Le site héberge surtout des soldats en convalescence. "Beaucoup d'entre eux viennent de l'hôpital Albert Ier à Paris, une aile affectée à l'armée belge de l'hôpital de l'Hôtel-Dieu, où l'on soigne les blessés graves."
Les militaires passent généralement plusieurs mois à l'hôpital militaire n°118. Une fois rétablis, ils partent dans un camp de reformation près du Mans (Sarthe), avant d'être réaffectés dans une unité et de repartir au front.
Parallèlement, l'Union belge poursuit ses missions de secours, de bienfaisance et de maison de retraite. Des mécènes et des organisations, dont le syndicat de la presse, alimentent les caisses. Les temps sont durs, l'inflation est galopante. À l'hôpital militaire, une partie du parc est transformée en potager.
Visite d'Albert Ier
Des personnalités se rendent au chevet des convalescents. Parmi eux : le baron François Empain, très impliqué dans l'organisation des secours aux familles belges. En mars 1915, la visite du président Raymond Poincaré à l'hôpital militaire n°118 est retransmise dans les cinémas parisiens.

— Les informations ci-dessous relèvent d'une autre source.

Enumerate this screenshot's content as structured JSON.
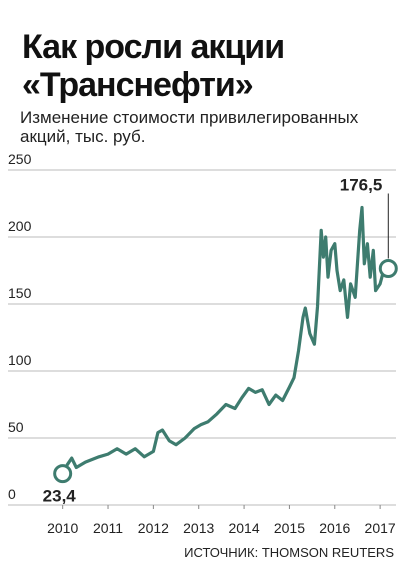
{
  "chart_data": {
    "type": "line",
    "title": "Как росли акции «Транснефти»",
    "subtitle": "Изменение стоимости привилегированных акций, тыс. руб.",
    "source": "ИСТОЧНИК: THOMSON REUTERS",
    "series": [
      {
        "color": "#3e7c6f",
        "x": [
          2010.0,
          2010.1,
          2010.2,
          2010.3,
          2010.5,
          2010.8,
          2011.0,
          2011.2,
          2011.4,
          2011.6,
          2011.8,
          2012.0,
          2012.1,
          2012.2,
          2012.35,
          2012.5,
          2012.7,
          2012.9,
          2013.05,
          2013.2,
          2013.4,
          2013.6,
          2013.8,
          2013.95,
          2014.1,
          2014.25,
          2014.4,
          2014.55,
          2014.7,
          2014.85,
          2015.0,
          2015.1,
          2015.2,
          2015.3,
          2015.35,
          2015.45,
          2015.55,
          2015.62,
          2015.7,
          2015.75,
          2015.8,
          2015.85,
          2015.92,
          2016.0,
          2016.05,
          2016.12,
          2016.2,
          2016.28,
          2016.35,
          2016.45,
          2016.55,
          2016.6,
          2016.65,
          2016.72,
          2016.78,
          2016.85,
          2016.9,
          2017.0,
          2017.1,
          2017.18
        ],
        "values": [
          23.4,
          30,
          35,
          28,
          32,
          36,
          38,
          42,
          38,
          42,
          36,
          40,
          54,
          56,
          48,
          45,
          50,
          57,
          60,
          62,
          68,
          75,
          72,
          80,
          87,
          84,
          86,
          75,
          82,
          78,
          88,
          95,
          115,
          140,
          147,
          128,
          120,
          148,
          205,
          185,
          200,
          170,
          190,
          195,
          175,
          160,
          168,
          140,
          165,
          155,
          205,
          222,
          180,
          195,
          170,
          190,
          160,
          165,
          178,
          176.5
        ],
        "value_labels": [
          "23,4",
          null,
          null,
          null,
          null,
          null,
          null,
          null,
          null,
          null,
          null,
          null,
          null,
          null,
          null,
          null,
          null,
          null,
          null,
          null,
          null,
          null,
          null,
          null,
          null,
          null,
          null,
          null,
          null,
          null,
          null,
          null,
          null,
          null,
          null,
          null,
          null,
          null,
          null,
          null,
          null,
          null,
          null,
          null,
          null,
          null,
          null,
          null,
          null,
          null,
          null,
          null,
          null,
          null,
          null,
          null,
          null,
          null,
          null,
          "176,5"
        ]
      }
    ],
    "xlim": [
      2009.5,
      2017.35
    ],
    "xticks": [
      2010,
      2011,
      2012,
      2013,
      2014,
      2015,
      2016,
      2017
    ],
    "ylim": [
      0,
      250
    ],
    "yticks": [
      0,
      50,
      100,
      150,
      200,
      250
    ],
    "grid": true
  }
}
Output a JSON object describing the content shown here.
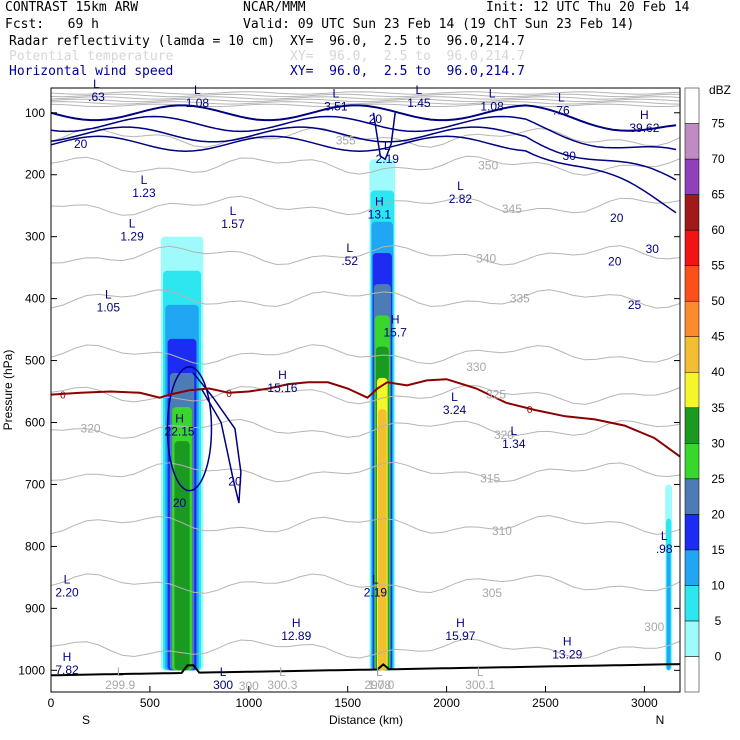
{
  "header": {
    "model": "CONTRAST 15km ARW",
    "center": "NCAR/MMM",
    "init": "Init: 12 UTC Thu 20 Feb 14",
    "fcst": "Fcst:   69 h",
    "valid": "Valid: 09 UTC Sun 23 Feb 14 (19 ChT Sun 23 Feb 14)",
    "fields": [
      {
        "name": "Radar reflectivity (lamda = 10 cm)",
        "xy": "XY=  96.0,  2.5 to  96.0,214.7",
        "color": "#000000"
      },
      {
        "name": "Potential temperature",
        "xy": "XY=  96.0,  2.5 to  96.0,214.7",
        "color": "#d6d6d6"
      },
      {
        "name": "Horizontal wind speed",
        "xy": "XY=  96.0,  2.5 to  96.0,214.7",
        "color": "#000099"
      }
    ]
  },
  "footer": {
    "south": "S",
    "north": "N"
  },
  "colors": {
    "frame": "#000000",
    "theta": "#b5b5b5",
    "wind": "#000080",
    "freezing": "#8b0000",
    "terrain": "#000000"
  },
  "chart_data": {
    "type": "heatmap",
    "title": "Radar reflectivity (lamda = 10 cm)",
    "xlabel": "Distance (km)",
    "ylabel": "Pressure (hPa)",
    "xlim": [
      0,
      3180
    ],
    "ylim": [
      1035,
      60
    ],
    "y_log_scale": false,
    "xticks": [
      0,
      500,
      1000,
      1500,
      2000,
      2500,
      3000
    ],
    "yticks": [
      100,
      200,
      300,
      400,
      500,
      600,
      700,
      800,
      900,
      1000
    ],
    "colorbar": {
      "unit": "dBZ",
      "levels": [
        0,
        5,
        10,
        15,
        20,
        25,
        30,
        35,
        40,
        45,
        50,
        55,
        60,
        65,
        70,
        75
      ],
      "colors": [
        "#ffffff",
        "#9ffbfb",
        "#2ce6f0",
        "#20a6f2",
        "#1c2cf2",
        "#4c7cb6",
        "#39d72b",
        "#1a9a20",
        "#f5f52b",
        "#f4be32",
        "#fc8a2e",
        "#fc501b",
        "#f01414",
        "#a01a1a",
        "#9040b8",
        "#c08ac2",
        "#ffffff"
      ]
    },
    "cells": [
      {
        "x": [
          555,
          770
        ],
        "top": 300,
        "core": 22,
        "max": 35
      },
      {
        "x": [
          1610,
          1740
        ],
        "top": 175,
        "core": 24,
        "max": 45
      },
      {
        "x": [
          3105,
          3140
        ],
        "top": 700,
        "core": 10,
        "max": 15
      }
    ],
    "theta_labels": [
      {
        "x": 1490,
        "p": 145,
        "v": "355"
      },
      {
        "x": 2210,
        "p": 185,
        "v": "350"
      },
      {
        "x": 2330,
        "p": 255,
        "v": "345"
      },
      {
        "x": 2200,
        "p": 335,
        "v": "340"
      },
      {
        "x": 2370,
        "p": 400,
        "v": "335"
      },
      {
        "x": 2150,
        "p": 510,
        "v": "330"
      },
      {
        "x": 2250,
        "p": 555,
        "v": "325"
      },
      {
        "x": 2290,
        "p": 620,
        "v": "320"
      },
      {
        "x": 2220,
        "p": 690,
        "v": "315"
      },
      {
        "x": 2280,
        "p": 775,
        "v": "310"
      },
      {
        "x": 2230,
        "p": 875,
        "v": "305"
      },
      {
        "x": 3050,
        "p": 930,
        "v": "300"
      },
      {
        "x": 200,
        "p": 610,
        "v": "320"
      },
      {
        "x": 1000,
        "p": 1025,
        "v": "300"
      }
    ],
    "wind_labels": [
      {
        "x": 150,
        "p": 150,
        "v": "20"
      },
      {
        "x": 1640,
        "p": 110,
        "v": "20"
      },
      {
        "x": 2620,
        "p": 170,
        "v": "30"
      },
      {
        "x": 2860,
        "p": 270,
        "v": "20"
      },
      {
        "x": 2850,
        "p": 340,
        "v": "20"
      },
      {
        "x": 3040,
        "p": 320,
        "v": "30"
      },
      {
        "x": 2950,
        "p": 410,
        "v": "25"
      },
      {
        "x": 650,
        "p": 730,
        "v": "20"
      },
      {
        "x": 930,
        "p": 695,
        "v": "20"
      }
    ],
    "extrema": [
      {
        "t": "L",
        "x": 230,
        "p": 60,
        "v": ".63"
      },
      {
        "t": "L",
        "x": 740,
        "p": 70,
        "v": "1.08"
      },
      {
        "t": "L",
        "x": 1440,
        "p": 75,
        "v": "3.51"
      },
      {
        "t": "L",
        "x": 1860,
        "p": 70,
        "v": "1.45"
      },
      {
        "t": "L",
        "x": 2230,
        "p": 75,
        "v": "1.08"
      },
      {
        "t": "L",
        "x": 2580,
        "p": 82,
        "v": ".76"
      },
      {
        "t": "H",
        "x": 3000,
        "p": 110,
        "v": "39.62"
      },
      {
        "t": "L",
        "x": 1700,
        "p": 160,
        "v": "2.19"
      },
      {
        "t": "L",
        "x": 470,
        "p": 215,
        "v": "1.23"
      },
      {
        "t": "L",
        "x": 2070,
        "p": 225,
        "v": "2.82"
      },
      {
        "t": "H",
        "x": 1660,
        "p": 250,
        "v": "13.1"
      },
      {
        "t": "L",
        "x": 920,
        "p": 265,
        "v": "1.57"
      },
      {
        "t": "L",
        "x": 410,
        "p": 285,
        "v": "1.29"
      },
      {
        "t": "L",
        "x": 1510,
        "p": 325,
        "v": ".52"
      },
      {
        "t": "L",
        "x": 290,
        "p": 400,
        "v": "1.05"
      },
      {
        "t": "H",
        "x": 1740,
        "p": 440,
        "v": "15.7"
      },
      {
        "t": "H",
        "x": 1170,
        "p": 530,
        "v": "15.16"
      },
      {
        "t": "L",
        "x": 2040,
        "p": 565,
        "v": "3.24"
      },
      {
        "t": "H",
        "x": 650,
        "p": 600,
        "v": "22.15"
      },
      {
        "t": "L",
        "x": 2340,
        "p": 620,
        "v": "1.34"
      },
      {
        "t": "L",
        "x": 3100,
        "p": 790,
        "v": ".98"
      },
      {
        "t": "L",
        "x": 50,
        "p": 860,
        "v": "2.20"
      },
      {
        "t": "L",
        "x": 1640,
        "p": 860,
        "v": "2.19"
      },
      {
        "t": "H",
        "x": 1240,
        "p": 930,
        "v": "12.89"
      },
      {
        "t": "H",
        "x": 2070,
        "p": 930,
        "v": "15.97"
      },
      {
        "t": "H",
        "x": 2610,
        "p": 960,
        "v": "13.29"
      },
      {
        "t": "H",
        "x": 0,
        "p": 985,
        "v": "7.82"
      },
      {
        "t": "L",
        "x": 350,
        "p": 1040,
        "v": "299.9"
      },
      {
        "t": "L",
        "x": 1170,
        "p": 1045,
        "v": "300.3"
      },
      {
        "t": "L",
        "x": 1660,
        "p": 1040,
        "v": "1.08"
      },
      {
        "t": "L",
        "x": 1660,
        "p": 1060,
        "v": "297.0"
      },
      {
        "t": "L",
        "x": 2170,
        "p": 1045,
        "v": "300.1"
      },
      {
        "t": "L",
        "x": 870,
        "p": 1030,
        "v": "300"
      }
    ],
    "freezing_level_label": "0",
    "freezing_level": [
      [
        0,
        555
      ],
      [
        150,
        552
      ],
      [
        300,
        550
      ],
      [
        450,
        552
      ],
      [
        550,
        560
      ],
      [
        600,
        555
      ],
      [
        700,
        548
      ],
      [
        800,
        545
      ],
      [
        900,
        552
      ],
      [
        1000,
        550
      ],
      [
        1100,
        545
      ],
      [
        1200,
        538
      ],
      [
        1300,
        535
      ],
      [
        1400,
        535
      ],
      [
        1500,
        545
      ],
      [
        1600,
        560
      ],
      [
        1650,
        545
      ],
      [
        1700,
        535
      ],
      [
        1800,
        540
      ],
      [
        1900,
        532
      ],
      [
        2000,
        530
      ],
      [
        2150,
        545
      ],
      [
        2300,
        568
      ],
      [
        2450,
        580
      ],
      [
        2600,
        590
      ],
      [
        2750,
        595
      ],
      [
        2900,
        605
      ],
      [
        3050,
        625
      ],
      [
        3180,
        655
      ]
    ]
  }
}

Peu de temps après la signature de l'Armistice le 11 novembre 1918, le 5 décembre, le roi Albert Ier se rend à Paris. Très populaire en France, il est acclamé par les habitants. Le lendemain, le Roi Chevalier se rend à Courbevoie avec son fils, Léopold III. Quelques mois plus tard, Amélie Beruard reçoit la médaille de la Reine Elisabeth, la Reine Infirmière.
Au total, l'hôpital militaire n°118 aura accueilli 4 897 soldats pendant la Première Guerre mondiale : 4 046 Belges et 851 Français. Le site redevient ensuite pleinement une maison de retraite, jusqu'à aujourd'hui.
Les Belges vivant en France ayant désormais accès à la sécurité sociale, l'Union belge n'accueille plus nécessairement de retraité belge. Elle a toutefois à cœur de faire vivre ce pan de son histoire, celui de son action, méconnue, pendant la Première Guerre mondiale.